Problem description
Three different geometric models are considered, as shown in Figure 1. Each model consists of a rigid punch, a rigid die, and a deformable blank. The outer top and bottom edges of the blank are cambered, which facilitates the flow of material against the tools. The punch and die have semicircular cross-sections; the punch has a radius of 68.4 mm, and the die has a radius of 67.9 mm. The blank is modeled as a von Mises elastic, perfectly plastic material with a Young's modulus of 4000 MPa and a yield stress of 5 MPa. The Poisson's ratio is 0.21; the density is 1.E−4 tonne/mm3.
In each case the punch is moved 61 mm, while the die is fully constrained. A smooth amplitude curve is used to ramp the punch velocity to a maximum, at which it remains constant. The smoothing of the velocity promotes a quasi-static response to the loading.

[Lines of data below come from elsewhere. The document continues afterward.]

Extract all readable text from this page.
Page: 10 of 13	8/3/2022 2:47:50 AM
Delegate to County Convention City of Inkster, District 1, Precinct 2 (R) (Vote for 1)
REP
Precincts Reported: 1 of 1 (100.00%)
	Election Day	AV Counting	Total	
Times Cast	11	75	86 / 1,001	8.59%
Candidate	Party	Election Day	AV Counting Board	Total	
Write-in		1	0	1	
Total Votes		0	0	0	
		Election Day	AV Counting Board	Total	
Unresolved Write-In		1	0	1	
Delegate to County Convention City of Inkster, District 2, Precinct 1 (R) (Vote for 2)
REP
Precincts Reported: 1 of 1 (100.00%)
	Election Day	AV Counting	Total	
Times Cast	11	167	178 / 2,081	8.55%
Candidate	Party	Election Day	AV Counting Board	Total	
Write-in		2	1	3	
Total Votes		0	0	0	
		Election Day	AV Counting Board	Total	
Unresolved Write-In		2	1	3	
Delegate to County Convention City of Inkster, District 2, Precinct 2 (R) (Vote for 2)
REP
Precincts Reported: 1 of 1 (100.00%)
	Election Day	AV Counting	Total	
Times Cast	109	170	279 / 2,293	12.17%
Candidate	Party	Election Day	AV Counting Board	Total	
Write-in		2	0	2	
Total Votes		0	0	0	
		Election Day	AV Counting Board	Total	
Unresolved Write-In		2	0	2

Case 1: Axisymmetric model for cup forming
The blank is meshed with CAX4R elements and measures 50 × 64.77 mm. The punch and the die are modeled as analytical rigid surfaces using connected line segments. Symmetry boundary conditions are prescribed at r=0. The finite element model is shown in Figure 2.

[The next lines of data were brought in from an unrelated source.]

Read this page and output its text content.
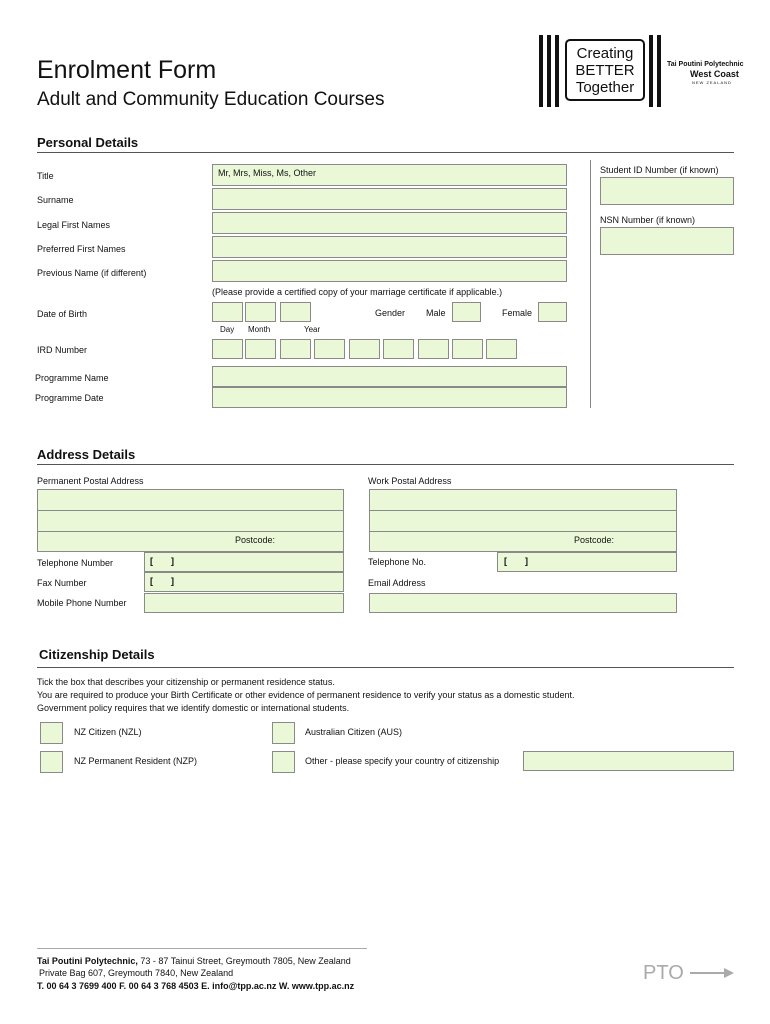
Enrolment Form
Adult and Community Education Courses
Creating
BETTER
Together
Tai Poutini Polytechnic
West Coast
NEW ZEALAND
Personal Details
Title	Mr, Mrs, Miss, Ms, Other
Surname
Legal First Names
Preferred First Names
Previous Name (if different)
(Please provide a certified copy of your marriage certificate if applicable.)
Date of Birth
Day Month	Year
Gender Male	Female
IRD Number
Programme Name
Programme Date
Student ID Number (if known)
NSN Number (if known)
Address Details
Permanent Postal Address
Postcode:
Work Postal Address
Postcode:
Telephone Number	[ ]
Fax Number	[ ]
Mobile Phone Number
Telephone No.	[ ]
Email Address
Citizenship Details
Tick the box that describes your citizenship or permanent residence status.
You are required to produce your Birth Certificate or other evidence of permanent residence to verify your status as a domestic student.
Government policy requires that we identify domestic or international students.
NZ Citizen (NZL)	Australian Citizen (AUS)
NZ Permanent Resident (NZP)	Other - please specify your country of citizenship
Tai Poutini Polytechnic, 73 - 87 Tainui Street, Greymouth 7805, New Zealand
Private Bag 607, Greymouth 7840, New Zealand
T. 00 64 3 7699 400 F. 00 64 3 768 4503 E. info@tpp.ac.nz W. www.tpp.ac.nz
PTO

Case 2: Three-dimensional model for trough forming
The blank is meshed with C3D8R elements and measures 50 × 64.7 × 64.7 mm. The punch and the die are modeled as three-dimensional cylindrical analytical rigid surfaces. Symmetry boundary conditions are applied at the x=0 and z=0 planes. The finite element model of the blank is shown in Figure 3.

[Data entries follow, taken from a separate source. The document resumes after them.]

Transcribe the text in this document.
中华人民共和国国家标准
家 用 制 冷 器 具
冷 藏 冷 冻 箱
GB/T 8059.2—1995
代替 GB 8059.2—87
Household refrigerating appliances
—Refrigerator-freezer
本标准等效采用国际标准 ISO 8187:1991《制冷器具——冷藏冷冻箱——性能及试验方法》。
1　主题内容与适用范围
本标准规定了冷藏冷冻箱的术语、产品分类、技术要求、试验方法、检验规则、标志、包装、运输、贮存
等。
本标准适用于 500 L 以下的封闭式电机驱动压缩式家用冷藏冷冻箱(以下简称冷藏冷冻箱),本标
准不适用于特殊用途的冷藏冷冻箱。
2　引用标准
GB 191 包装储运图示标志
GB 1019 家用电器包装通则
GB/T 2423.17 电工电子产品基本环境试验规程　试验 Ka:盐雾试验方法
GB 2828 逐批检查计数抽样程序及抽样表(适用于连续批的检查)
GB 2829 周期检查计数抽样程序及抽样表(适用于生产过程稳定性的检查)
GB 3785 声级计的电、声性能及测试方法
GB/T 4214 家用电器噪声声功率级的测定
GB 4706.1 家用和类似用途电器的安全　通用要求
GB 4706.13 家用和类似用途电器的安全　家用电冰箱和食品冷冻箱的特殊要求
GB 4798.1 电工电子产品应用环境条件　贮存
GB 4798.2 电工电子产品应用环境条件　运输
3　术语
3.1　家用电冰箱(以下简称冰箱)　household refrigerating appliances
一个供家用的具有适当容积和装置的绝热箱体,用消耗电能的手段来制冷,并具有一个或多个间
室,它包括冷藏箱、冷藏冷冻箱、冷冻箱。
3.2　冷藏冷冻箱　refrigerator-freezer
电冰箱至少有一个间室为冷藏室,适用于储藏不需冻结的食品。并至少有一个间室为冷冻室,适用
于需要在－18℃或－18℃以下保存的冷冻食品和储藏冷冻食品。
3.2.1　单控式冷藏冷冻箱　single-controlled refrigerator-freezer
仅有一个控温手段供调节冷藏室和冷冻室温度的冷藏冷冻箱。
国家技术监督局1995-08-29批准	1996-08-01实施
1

Case 3: Three-dimensional model for cup forming
The blank is meshed with C3D8R elements. A 90° wedge of the blank with a radius of 50 mm and a height of 64.7 mm is analyzed. The punch and the die are modeled as three-dimensional revolved analytical rigid surfaces. Symmetry boundary conditions are applied at the x=0 and y=0 planes. The finite element model of the blank is shown in Figure 4.